Die Delegiertenversammlung des SPD Stadtverbands hat am 18.1.2018 mit einer Gegenstimme folgenden Antrag des SPD-Stadtverbandsvorstandes und des JUSO-Stadtverbands beschlossen:
Das Ergebnis der Sondierungsgespräche ist keine Grundlage für Verhandlungen zur Bildung einer großen Koalition von CDU/CSU und SPD.
Die Göttinger SPD ist überzeugt, dass nach dem Scheitern der Jamaika Parteien die Bildung einer Minderheits- oder Kooperationsregierung die allein richtige Antwort auf das Wählervotum ist.
Begründung:
Die Ergebnisse der Sondierungsgespräche zwischen CDU/CSU und SPD können keine Grundlage für Koalitionsgespräche sein. Die Inhalte des Sondierungspapiers stimmen einfach nicht mit unseren Inhalten und Werten überein. Bei aller Staatsräson: Das Papier stellt einen kompletten Selbstverrat der SPD, einen Verrat an ihren Mitgliedern und Wähler*innen dar.

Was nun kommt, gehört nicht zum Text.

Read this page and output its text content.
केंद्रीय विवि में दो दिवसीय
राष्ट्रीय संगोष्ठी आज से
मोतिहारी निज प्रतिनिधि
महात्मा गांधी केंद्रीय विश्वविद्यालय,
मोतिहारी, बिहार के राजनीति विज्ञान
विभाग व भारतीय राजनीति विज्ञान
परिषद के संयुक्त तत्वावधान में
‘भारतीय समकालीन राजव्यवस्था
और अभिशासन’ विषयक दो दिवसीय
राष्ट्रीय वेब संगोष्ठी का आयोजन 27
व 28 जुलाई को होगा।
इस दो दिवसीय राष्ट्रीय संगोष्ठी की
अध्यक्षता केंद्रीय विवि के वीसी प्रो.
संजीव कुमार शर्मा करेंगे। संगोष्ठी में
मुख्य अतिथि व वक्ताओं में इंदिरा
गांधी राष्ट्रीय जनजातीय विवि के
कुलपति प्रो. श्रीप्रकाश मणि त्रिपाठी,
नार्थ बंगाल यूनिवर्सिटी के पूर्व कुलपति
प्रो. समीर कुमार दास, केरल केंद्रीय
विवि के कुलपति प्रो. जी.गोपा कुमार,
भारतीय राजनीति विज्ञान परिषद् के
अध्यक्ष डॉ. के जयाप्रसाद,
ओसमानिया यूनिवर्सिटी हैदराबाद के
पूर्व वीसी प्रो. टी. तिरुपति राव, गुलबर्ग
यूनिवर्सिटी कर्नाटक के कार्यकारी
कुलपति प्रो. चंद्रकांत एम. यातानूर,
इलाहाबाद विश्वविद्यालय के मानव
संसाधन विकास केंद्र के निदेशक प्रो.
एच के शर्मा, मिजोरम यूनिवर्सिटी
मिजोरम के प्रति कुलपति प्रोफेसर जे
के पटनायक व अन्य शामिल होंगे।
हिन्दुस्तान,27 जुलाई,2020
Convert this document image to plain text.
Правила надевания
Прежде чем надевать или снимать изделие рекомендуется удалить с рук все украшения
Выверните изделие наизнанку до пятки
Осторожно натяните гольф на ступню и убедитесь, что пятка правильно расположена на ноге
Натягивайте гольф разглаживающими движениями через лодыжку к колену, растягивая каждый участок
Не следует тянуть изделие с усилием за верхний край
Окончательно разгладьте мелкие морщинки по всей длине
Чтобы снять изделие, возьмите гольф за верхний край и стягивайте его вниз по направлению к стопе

Wir wollen auf einige zentrale Punkte, die nicht oder unzureichend in den Ergebnissen der Sondierungen festgehalten wurden, eingehen:
• Kein vollständiges Rückkehrrecht von Teilzeit in Vollzeit, die Sondierungsergebnisse gehen kaum über das hinaus, was bereits in der letzten Koalition vereinbart und nie umgesetzt wurde
• Gleichberechtigung im Öffentlichen Dienst erst ab 2025 und damit weit nach Ende der Legislaturperiode
• Nur 2 Milliarden für die Schulsanierung bei einem geschätzten Bedarf von 34 Milliarden
• Hochschulpakt zur Schaffung von Studienplätzen ab 2021 mit nur 0,6 Milliarden (hochgerechnet auf 5 Jahre nur 3 Milliarden)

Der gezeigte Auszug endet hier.